Quels sont vos objectifs en termes de bilan carbone ?

O. M. :  Pour l’emballage, notre ambition est d’atteindre  50 % de rPET (polytéréphtalate d’éthylène recyclé) en 2022 et 100 % en 2025. Nous souhaitons réduire l’emballage par unité de 20 % . Pour Pressade, toutes les briques sont composées à 84 % de matières d’origine végétale. La bouteille FruitShoot est 100 % recyclable avec 25 % de rPET. Dans la production, 100 % de la consommation électrique du site de Teisseire contribue au financement du développement des énergies renouvelables, avec une station de méthanisation qui a produit 90 000 m3 de biogaz en 2020. Nous formons dans l’entreprise des référents énergie [1], afin de concevoir, mettre en place et coordonner des actions permettant d’améliorer notre performance énergétique.

Partenariat ONF pour la biodiversité

Comment vous inscrivez-vous dans la protection de la biodiversité ? Avez-vous noué des partenariats avec des ONG ? En quoi consiste votre partenariat avec l’Office national des forêts ?

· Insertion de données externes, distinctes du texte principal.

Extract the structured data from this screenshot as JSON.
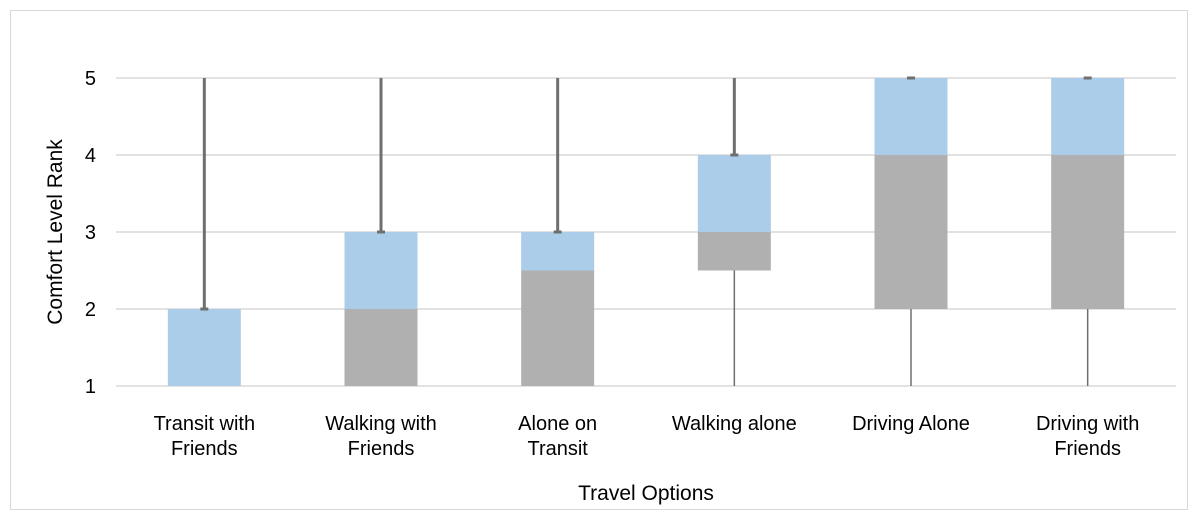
{
  "chart_data": {
    "type": "box",
    "title": "",
    "xlabel": "Travel Options",
    "ylabel": "Comfort Level  Rank",
    "ylim": [
      1,
      5
    ],
    "yticks": [
      "1",
      "2",
      "3",
      "4",
      "5"
    ],
    "grid": true,
    "categories": [
      [
        "Transit with",
        "Friends"
      ],
      [
        "Walking with",
        "Friends"
      ],
      [
        "Alone on",
        "Transit"
      ],
      [
        "Walking alone"
      ],
      [
        "Driving Alone"
      ],
      [
        "Driving with",
        "Friends"
      ]
    ],
    "boxes": [
      {
        "min": 1,
        "q1": 1,
        "median": 1,
        "q3": 2,
        "max": 5
      },
      {
        "min": 1,
        "q1": 1,
        "median": 2,
        "q3": 3,
        "max": 5
      },
      {
        "min": 1,
        "q1": 1,
        "median": 2.5,
        "q3": 3,
        "max": 5
      },
      {
        "min": 1,
        "q1": 2.5,
        "median": 3,
        "q3": 4,
        "max": 5
      },
      {
        "min": 1,
        "q1": 2,
        "median": 4,
        "q3": 5,
        "max": 5
      },
      {
        "min": 1,
        "q1": 2,
        "median": 4,
        "q3": 5,
        "max": 5
      }
    ],
    "colors": {
      "lower_box": "#b0b0b0",
      "upper_box": "#abcdea",
      "whisker": "#6f6f6f",
      "grid": "#d9d9d9"
    }
  }
}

O.M : Nous avons en effet signé un partenariat en 2019 et 2020 avec l’Office national des forêts, dans le cadre d’un programme visant à protéger et à valoriser les forêts françaises. En 2020, cette convention associait Pressade, du même groupe, pour un projet de reboisement en forêt de Verdun. Un choix légitime dans la suite logique du choix des briques cartonnées comme emballage, issues d’une production et d’une exploitation responsables du bois. Les briques Pressade proviennent à 75 % de l’exploitation du bois. ​

Quelle est, depuis son acquisition en 2010, la place de Teisseire dans le groupe Britvic, spécialiste des boissons sans alcool, implanté au Royaume-Uni, en Irlande et au Brésil ?

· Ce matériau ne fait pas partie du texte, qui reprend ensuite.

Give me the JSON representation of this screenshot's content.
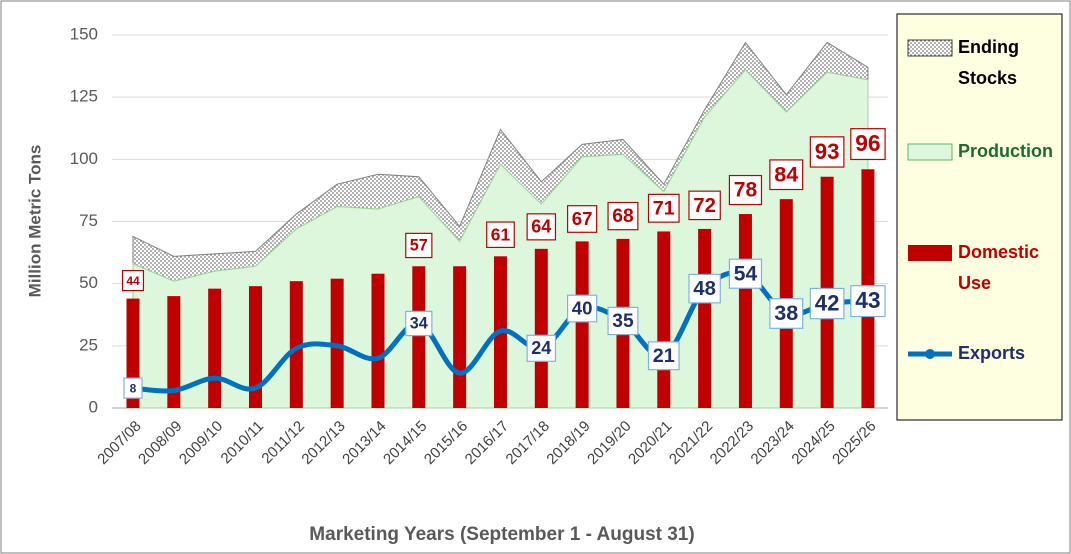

O. M. : La France est le deuxième pays pour Britvic en termes de revenus et de production, et a un rôle particulier pour le développement à l’international de Teisseire en GMS et Mathieu Teisseire en CHR. Depuis l’acquisition de Teisseire par Britvic les ambitions pour la marque Teisseire et Mathieu Teisseire sont fortes, pour faire de ces marques locales des marques internationales premium et devenir un véritable challenger dans la catégorie BRSA au niveau mondial.

[1] Avec Prorefei, programme financé par EDF et Total dans le cadre du dispositif des certificats d’économies d’énergie (CEE), et piloté par l’Ademe et l’ATEE, association technique pour la maîtrise de l’énergie.